As per the amendment anybody applying for a licensee has the right to get a license and there is every chance of non-serious players to come in as licensee and collect security deposits and fly away. The amendment is silent on the mechanism of setting off the power flow between supply licensees and distribution licensee. Since incumbent licensee has the responsibility of serving power to every consumer as a last resort it has to formulate its power purchase plans. But it will fall in trouble due to black box strategies of other licensees.

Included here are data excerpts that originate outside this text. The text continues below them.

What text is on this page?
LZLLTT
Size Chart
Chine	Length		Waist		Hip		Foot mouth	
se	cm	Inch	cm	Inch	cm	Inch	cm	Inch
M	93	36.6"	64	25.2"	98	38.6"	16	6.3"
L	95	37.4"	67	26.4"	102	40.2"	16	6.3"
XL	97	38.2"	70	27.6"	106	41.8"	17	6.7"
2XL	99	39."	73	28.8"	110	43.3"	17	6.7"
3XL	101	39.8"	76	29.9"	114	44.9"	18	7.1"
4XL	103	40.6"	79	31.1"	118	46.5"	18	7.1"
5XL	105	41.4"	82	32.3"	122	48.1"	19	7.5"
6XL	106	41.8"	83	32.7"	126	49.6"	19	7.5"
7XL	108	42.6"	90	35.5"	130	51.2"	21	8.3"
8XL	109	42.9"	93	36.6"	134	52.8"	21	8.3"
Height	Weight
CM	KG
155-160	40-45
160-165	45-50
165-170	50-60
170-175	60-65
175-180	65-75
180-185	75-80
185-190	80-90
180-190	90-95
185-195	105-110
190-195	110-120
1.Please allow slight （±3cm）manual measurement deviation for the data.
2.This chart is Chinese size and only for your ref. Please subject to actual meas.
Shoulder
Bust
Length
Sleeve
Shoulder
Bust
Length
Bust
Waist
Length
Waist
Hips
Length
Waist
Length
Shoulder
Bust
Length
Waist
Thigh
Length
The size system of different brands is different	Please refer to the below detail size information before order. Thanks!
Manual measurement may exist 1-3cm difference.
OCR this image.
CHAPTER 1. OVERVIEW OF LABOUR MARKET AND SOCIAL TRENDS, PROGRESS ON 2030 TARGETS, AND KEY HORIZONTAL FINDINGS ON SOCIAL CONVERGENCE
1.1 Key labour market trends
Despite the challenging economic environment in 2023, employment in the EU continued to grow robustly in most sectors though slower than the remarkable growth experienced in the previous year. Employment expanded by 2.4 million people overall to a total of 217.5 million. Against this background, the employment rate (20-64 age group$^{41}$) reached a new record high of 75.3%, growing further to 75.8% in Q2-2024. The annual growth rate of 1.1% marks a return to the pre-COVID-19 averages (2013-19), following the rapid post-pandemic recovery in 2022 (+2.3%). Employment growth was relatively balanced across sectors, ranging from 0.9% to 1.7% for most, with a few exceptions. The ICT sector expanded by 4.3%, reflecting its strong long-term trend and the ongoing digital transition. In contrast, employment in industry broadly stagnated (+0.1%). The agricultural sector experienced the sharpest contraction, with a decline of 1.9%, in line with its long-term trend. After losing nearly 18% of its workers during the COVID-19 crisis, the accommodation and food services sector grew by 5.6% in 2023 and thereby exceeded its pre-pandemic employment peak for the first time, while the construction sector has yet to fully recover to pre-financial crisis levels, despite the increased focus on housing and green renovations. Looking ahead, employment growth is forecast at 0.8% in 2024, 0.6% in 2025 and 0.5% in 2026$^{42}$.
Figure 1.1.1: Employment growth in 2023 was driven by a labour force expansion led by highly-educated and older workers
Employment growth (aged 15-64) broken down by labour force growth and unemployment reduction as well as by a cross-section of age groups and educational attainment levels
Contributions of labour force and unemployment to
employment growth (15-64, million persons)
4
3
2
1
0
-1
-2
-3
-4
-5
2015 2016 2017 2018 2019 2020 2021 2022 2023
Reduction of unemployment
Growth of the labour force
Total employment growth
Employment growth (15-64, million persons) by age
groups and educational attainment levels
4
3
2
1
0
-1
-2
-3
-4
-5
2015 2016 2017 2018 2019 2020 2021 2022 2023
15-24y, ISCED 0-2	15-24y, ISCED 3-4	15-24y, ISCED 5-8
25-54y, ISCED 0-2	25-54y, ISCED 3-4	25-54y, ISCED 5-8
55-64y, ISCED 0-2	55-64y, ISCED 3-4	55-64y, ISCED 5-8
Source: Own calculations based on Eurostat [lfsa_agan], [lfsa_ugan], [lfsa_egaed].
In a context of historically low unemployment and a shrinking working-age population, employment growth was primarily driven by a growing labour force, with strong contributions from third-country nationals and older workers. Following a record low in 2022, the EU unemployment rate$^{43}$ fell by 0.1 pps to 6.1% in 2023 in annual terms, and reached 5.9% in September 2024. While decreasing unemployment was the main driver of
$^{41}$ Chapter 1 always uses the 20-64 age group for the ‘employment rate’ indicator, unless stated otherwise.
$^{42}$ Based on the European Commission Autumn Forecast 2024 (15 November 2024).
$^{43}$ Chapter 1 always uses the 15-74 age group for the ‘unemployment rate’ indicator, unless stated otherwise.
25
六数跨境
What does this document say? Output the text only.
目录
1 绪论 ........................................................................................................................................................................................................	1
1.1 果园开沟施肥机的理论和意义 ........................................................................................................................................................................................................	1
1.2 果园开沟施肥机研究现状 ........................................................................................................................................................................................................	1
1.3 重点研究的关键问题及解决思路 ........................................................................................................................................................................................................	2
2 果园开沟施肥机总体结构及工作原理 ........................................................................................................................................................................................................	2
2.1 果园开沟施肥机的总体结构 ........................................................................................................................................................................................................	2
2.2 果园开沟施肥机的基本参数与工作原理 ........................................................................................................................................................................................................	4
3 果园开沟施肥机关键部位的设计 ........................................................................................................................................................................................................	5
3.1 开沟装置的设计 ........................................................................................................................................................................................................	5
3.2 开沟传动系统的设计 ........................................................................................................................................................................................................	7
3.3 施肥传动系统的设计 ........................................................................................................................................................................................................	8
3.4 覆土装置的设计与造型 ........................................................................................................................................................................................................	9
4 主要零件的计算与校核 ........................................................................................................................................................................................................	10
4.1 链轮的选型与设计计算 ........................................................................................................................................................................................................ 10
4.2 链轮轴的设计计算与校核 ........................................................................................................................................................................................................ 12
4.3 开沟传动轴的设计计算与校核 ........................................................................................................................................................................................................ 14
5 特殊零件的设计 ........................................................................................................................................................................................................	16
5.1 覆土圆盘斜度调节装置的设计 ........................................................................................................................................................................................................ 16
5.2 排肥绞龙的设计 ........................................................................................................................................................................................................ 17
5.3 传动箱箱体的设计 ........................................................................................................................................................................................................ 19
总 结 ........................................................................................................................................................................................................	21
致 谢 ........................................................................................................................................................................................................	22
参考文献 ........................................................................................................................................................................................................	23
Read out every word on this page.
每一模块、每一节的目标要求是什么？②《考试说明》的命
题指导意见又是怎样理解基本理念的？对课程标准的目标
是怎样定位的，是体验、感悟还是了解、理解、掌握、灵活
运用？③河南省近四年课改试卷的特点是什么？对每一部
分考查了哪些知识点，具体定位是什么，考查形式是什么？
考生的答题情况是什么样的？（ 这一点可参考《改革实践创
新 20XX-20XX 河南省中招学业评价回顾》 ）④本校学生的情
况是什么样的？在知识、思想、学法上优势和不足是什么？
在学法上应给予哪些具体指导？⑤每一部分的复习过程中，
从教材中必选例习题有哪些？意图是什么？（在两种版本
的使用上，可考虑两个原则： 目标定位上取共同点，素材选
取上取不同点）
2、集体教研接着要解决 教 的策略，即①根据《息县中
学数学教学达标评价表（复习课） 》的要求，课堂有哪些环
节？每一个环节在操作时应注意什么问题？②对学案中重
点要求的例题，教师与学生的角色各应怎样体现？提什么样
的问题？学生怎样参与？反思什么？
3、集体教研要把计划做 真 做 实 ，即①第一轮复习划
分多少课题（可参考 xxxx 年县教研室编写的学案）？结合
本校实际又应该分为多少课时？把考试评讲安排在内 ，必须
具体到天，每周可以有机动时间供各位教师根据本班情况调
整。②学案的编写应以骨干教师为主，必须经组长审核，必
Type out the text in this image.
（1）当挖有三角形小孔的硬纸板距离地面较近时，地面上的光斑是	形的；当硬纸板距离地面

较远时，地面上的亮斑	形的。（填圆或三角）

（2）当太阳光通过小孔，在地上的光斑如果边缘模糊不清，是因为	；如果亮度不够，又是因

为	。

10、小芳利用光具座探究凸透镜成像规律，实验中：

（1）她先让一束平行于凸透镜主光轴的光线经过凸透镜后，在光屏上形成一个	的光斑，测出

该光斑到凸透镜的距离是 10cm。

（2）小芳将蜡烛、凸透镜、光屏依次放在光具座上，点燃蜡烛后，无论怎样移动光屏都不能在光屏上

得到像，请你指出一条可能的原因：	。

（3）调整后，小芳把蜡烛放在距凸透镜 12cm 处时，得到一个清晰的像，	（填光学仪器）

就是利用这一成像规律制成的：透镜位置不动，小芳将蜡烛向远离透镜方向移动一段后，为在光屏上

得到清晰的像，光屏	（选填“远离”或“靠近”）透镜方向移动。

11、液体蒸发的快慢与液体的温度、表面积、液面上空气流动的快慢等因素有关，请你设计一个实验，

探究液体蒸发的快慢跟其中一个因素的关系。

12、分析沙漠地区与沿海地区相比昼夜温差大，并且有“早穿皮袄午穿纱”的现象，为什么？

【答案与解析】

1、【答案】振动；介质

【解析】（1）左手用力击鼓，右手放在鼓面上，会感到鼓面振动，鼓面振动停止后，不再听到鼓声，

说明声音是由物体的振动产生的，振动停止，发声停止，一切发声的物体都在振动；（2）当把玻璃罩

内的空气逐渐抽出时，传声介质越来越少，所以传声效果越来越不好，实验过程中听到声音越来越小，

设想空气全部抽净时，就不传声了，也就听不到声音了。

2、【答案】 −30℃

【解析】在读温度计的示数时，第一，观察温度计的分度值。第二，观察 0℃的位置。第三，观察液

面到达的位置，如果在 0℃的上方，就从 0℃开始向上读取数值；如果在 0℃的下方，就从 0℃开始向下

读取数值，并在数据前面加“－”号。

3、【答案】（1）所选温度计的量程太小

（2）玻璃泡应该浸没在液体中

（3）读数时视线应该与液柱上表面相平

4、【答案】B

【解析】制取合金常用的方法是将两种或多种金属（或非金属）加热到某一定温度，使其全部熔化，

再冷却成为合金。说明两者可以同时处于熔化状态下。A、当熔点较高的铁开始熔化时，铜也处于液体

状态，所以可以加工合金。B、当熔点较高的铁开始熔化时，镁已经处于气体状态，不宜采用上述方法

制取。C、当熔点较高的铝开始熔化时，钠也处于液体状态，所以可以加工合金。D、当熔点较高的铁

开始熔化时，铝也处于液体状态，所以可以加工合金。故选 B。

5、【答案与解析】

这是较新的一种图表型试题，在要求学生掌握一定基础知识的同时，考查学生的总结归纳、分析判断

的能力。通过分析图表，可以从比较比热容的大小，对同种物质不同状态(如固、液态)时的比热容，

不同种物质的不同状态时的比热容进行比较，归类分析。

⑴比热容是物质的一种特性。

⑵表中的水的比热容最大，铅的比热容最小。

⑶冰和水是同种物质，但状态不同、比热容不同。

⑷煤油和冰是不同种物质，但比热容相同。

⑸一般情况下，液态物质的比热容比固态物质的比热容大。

Even though electricity is a matter on the concurrent list in the Constitution, the powers of the State Governments, which are already shackled to a large extent by virtue of Electricity Act 2003, are seen likely to be curtailed by the proposed amendments. This will severely affect the Centre –State relations which are against the vision of your good governance. In India, the situation in power sector, such as consumer mix, consumer spread, sources of generation, ownership pattern etc. are vastly different from states to states. The priorities and strategies of development of the states will be different and will also be having their own stake in deciding the structure of the sector, development strategies and Tariff design including decisions on subsidies and cross subsidies of Electricity. Hence making the policy decisions of Central Government as mandatory is against the federal set up of governance and is not proper.
The proposed system of separating out supply from wires business involves a foolproof and dispute free system of energy accounting and loss determination. Energy accounting and loss determination itself would make the proposed system unmanageable and full of disputes. An elaborate and computerized energy accounting and loss accounting systems are nowhere in existence and without these the commercial aspects of energy supply simply cannot be settled.